In the current world of Twitter, Facebook, Linkedin, e-mail, Whatsapp and other applications for staying in touch with absolutely everything and everyone, the difficulty of focusing on what YOU'RE actually doing is becoming ever greater. Or is it?
Studies are beginning to shed light on what interrupts your tasks and are offering a variety if helpful solutions.
Breaking Your Train Of Thought
It has been proven (article) that the simple action of checking your phone in the middle of completing a task will likely destroy your train of thought and double the number of mistakes you make. Multi-tasking, as good as it sounds, is far worse. The mental energy required to switch between tasks is the same energy that is used to avoid errors. So when you're working, and you flit between tasks, you're likely doing a worse job, less efficiently, than doing them one after another.
Phone + Car
Many of the studies deal with the effect of using a mobile phone on the road. If you live in the Bay Area, and a bike just doesn't cut it, then you've driven up and down the 101 or 280, and you've therefore been insanely bored. Have you reached for your cell phone? Almost certainly, yes (well done if you haven't). Although you are banned from using your phone driving in the beautiful state of California, mainly as texting is by far and away the worst activity to do when driving from a distraction point of view, even talking on a head set can cause severe and dangerous distraction.

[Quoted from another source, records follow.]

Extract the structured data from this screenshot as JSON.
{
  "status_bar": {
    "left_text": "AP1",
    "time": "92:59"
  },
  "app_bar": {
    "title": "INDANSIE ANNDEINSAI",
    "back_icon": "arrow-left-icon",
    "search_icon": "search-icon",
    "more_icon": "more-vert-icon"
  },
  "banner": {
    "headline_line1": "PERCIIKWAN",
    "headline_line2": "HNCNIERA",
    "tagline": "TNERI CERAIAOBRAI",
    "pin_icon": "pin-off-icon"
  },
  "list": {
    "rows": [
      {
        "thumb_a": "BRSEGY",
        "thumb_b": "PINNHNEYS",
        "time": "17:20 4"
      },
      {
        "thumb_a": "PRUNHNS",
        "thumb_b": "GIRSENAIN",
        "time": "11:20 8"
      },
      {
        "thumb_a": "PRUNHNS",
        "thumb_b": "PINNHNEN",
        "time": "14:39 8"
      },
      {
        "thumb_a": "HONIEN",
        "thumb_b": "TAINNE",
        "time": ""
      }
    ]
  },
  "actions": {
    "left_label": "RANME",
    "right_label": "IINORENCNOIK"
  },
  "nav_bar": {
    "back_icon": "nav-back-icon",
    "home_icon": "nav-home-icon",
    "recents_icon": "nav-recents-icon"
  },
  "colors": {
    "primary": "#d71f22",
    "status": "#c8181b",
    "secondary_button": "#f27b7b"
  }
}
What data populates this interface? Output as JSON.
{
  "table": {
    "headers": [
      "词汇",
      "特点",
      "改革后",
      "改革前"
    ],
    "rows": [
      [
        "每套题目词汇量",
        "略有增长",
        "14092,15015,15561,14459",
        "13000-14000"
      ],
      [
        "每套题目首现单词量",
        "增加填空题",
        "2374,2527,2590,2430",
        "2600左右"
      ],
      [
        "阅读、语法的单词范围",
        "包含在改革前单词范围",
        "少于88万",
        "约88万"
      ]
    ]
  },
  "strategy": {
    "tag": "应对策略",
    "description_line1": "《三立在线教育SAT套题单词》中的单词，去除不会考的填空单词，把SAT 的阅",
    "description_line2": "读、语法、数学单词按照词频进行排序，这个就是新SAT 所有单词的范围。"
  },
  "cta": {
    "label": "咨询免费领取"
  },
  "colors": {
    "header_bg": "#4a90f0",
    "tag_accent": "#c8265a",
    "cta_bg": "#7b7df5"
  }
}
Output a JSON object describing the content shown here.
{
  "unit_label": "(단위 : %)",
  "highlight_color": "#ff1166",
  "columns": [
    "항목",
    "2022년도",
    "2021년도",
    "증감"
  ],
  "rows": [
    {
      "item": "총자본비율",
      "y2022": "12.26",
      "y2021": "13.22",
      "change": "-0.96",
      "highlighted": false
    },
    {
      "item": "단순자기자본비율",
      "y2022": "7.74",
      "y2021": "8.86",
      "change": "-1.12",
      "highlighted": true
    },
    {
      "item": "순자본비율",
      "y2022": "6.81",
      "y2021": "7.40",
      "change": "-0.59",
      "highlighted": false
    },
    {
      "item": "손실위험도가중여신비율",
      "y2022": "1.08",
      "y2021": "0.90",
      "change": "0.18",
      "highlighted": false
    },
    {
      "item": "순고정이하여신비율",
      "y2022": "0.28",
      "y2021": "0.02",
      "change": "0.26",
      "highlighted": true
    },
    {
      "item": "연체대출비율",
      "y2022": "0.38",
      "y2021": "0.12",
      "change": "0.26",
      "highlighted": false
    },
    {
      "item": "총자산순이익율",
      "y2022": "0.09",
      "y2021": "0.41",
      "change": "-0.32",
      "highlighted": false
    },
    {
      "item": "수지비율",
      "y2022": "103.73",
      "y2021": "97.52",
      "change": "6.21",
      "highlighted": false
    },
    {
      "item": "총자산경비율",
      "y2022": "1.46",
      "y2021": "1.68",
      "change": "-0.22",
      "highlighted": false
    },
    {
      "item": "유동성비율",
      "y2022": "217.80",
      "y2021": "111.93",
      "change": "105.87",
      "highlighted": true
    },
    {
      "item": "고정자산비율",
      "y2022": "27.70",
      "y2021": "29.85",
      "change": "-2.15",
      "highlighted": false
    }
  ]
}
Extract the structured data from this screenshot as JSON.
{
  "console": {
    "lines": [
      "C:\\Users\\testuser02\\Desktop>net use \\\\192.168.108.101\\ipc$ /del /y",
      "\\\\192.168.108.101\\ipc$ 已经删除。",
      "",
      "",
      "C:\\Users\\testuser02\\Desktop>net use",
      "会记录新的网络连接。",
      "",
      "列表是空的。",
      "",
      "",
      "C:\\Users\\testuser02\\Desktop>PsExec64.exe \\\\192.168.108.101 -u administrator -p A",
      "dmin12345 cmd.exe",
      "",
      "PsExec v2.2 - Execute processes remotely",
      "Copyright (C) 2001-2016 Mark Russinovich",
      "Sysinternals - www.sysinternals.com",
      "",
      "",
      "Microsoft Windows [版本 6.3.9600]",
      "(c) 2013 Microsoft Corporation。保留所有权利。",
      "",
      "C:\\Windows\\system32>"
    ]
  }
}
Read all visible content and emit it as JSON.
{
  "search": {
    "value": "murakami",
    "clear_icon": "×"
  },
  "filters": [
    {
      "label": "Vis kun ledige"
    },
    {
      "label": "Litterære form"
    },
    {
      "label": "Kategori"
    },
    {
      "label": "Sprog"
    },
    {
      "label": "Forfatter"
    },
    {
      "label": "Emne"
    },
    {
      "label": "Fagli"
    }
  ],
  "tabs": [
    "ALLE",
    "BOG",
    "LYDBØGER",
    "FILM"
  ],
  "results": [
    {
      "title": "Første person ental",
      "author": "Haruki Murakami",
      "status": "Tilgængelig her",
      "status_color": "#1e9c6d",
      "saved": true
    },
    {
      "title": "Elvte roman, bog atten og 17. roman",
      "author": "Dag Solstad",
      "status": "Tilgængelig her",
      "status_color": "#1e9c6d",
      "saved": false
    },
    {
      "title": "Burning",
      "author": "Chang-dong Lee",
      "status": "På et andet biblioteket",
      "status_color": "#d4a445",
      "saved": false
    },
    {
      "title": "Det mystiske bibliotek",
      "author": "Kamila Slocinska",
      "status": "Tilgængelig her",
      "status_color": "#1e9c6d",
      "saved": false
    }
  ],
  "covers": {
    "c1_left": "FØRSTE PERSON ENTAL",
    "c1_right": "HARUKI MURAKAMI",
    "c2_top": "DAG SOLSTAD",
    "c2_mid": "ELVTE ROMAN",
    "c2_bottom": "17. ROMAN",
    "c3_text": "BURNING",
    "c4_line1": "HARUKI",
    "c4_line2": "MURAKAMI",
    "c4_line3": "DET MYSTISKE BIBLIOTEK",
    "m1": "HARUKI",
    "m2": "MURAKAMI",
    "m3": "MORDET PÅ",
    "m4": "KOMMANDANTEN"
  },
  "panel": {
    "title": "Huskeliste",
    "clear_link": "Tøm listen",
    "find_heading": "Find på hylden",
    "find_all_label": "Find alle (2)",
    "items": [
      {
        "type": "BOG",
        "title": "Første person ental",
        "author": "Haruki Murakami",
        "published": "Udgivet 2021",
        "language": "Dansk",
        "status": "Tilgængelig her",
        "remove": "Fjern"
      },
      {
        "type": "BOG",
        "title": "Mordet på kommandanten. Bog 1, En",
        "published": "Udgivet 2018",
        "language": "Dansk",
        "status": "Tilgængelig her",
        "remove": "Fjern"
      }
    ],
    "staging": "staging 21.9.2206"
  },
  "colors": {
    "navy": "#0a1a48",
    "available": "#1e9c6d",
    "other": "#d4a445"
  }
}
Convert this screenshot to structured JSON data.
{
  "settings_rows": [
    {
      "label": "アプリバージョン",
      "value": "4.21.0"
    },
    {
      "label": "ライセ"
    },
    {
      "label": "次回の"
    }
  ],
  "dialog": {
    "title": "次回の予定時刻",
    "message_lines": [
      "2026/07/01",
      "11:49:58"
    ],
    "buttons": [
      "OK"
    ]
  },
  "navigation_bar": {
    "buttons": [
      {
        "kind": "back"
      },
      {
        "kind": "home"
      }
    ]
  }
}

The reality is humans don't focus on two tasks at once, we 'toggle' between different tasks according to Professor Paul Atchley that is. The "distracted state" that is created by using your cell phone while driving leads to 4 times as many accidents. Moreover with only 2.5% of the population described as 'supertaskers' by David Stayer University of Utah, we assume that most of us are not really capable of answering emails while we drive. So why don't we let Google take care of the driving, and we do the emailing!? One day soon hopefully...
The problem doesn't end there - if we are entirely focused on a task, then we can suffer from what is called "inattentional blindness" in the words of Daniel J Simons from Harvard. Tests showed that when given a very specific task, for example 'watch this video and count the number of times a ball is thrown and caught by a group of six people' we can get so immersed we don't even see the man in a gorilla suit on the screen where our catchers are working away.
James Reason, a British academic, created what is known as the "Swiss Cheese Model" to describe how humans deal with risk and complexity. If you are focused on the task at hand, and nothing else, there is very little chance of you getting distracted or making mistakes. However, if you start to give in to distractions, or do two things at once, the chances of error and mistakes grows; like swiss cheese, the more layers of distraction, the greater the likelihood the holes aligning/mistakes occurring.
So does that mean we are always distracted? Or have we become more distracted in contemporary society? Dr. Robert Desimone at the MIT McGovern Institute for Brain Research argues distractions have always existed even if they have changed. Our ancestors worried about being killed by leopards, and what to kill for their own dinners; we worry about Miley Ray Cyrus twerking and Kanye's sexting.
Michael Merzenich at UCSF has studied how to combat this distractedness to help people learn to focus. Building our attention spans will allow us to focus in a cluttered environment-try participating in two conversations at once and you'll understand what he's talking about.
In fact, studies show we spend one third of our entire lives daydreaming. Our mind likes to flip-flop about spinning fantasies. One of the remedies to this has proven to be stories and powerful narratives. When focused on a story we no longer daydream. In fact, what distracts us most often is not our cell phone, or our email, but our own mind.
So perhaps the effort of focus is essentially one of training our mind to see everything as a story?
No Excuse: Focus!
Well, that could be one technique-try to think of each task or project as part of a narrative, but it may prove difficult to sustain over a long period of time. Mike Mrazek and other researchers at UCSB found that we can train ourselves to focus. It's not true that you can't help it, no matter how many times you say it is. By cultivating mindfulness you will be able to work without distraction for longer.
If that wasn't enough of a reason to try and home your ability to focus, is happiness? According to Matt Killingsworth a researcher at Harvard, we should live in the moment, and not allow our mind to wander, otherwise we miss the moments that we actually enjoy.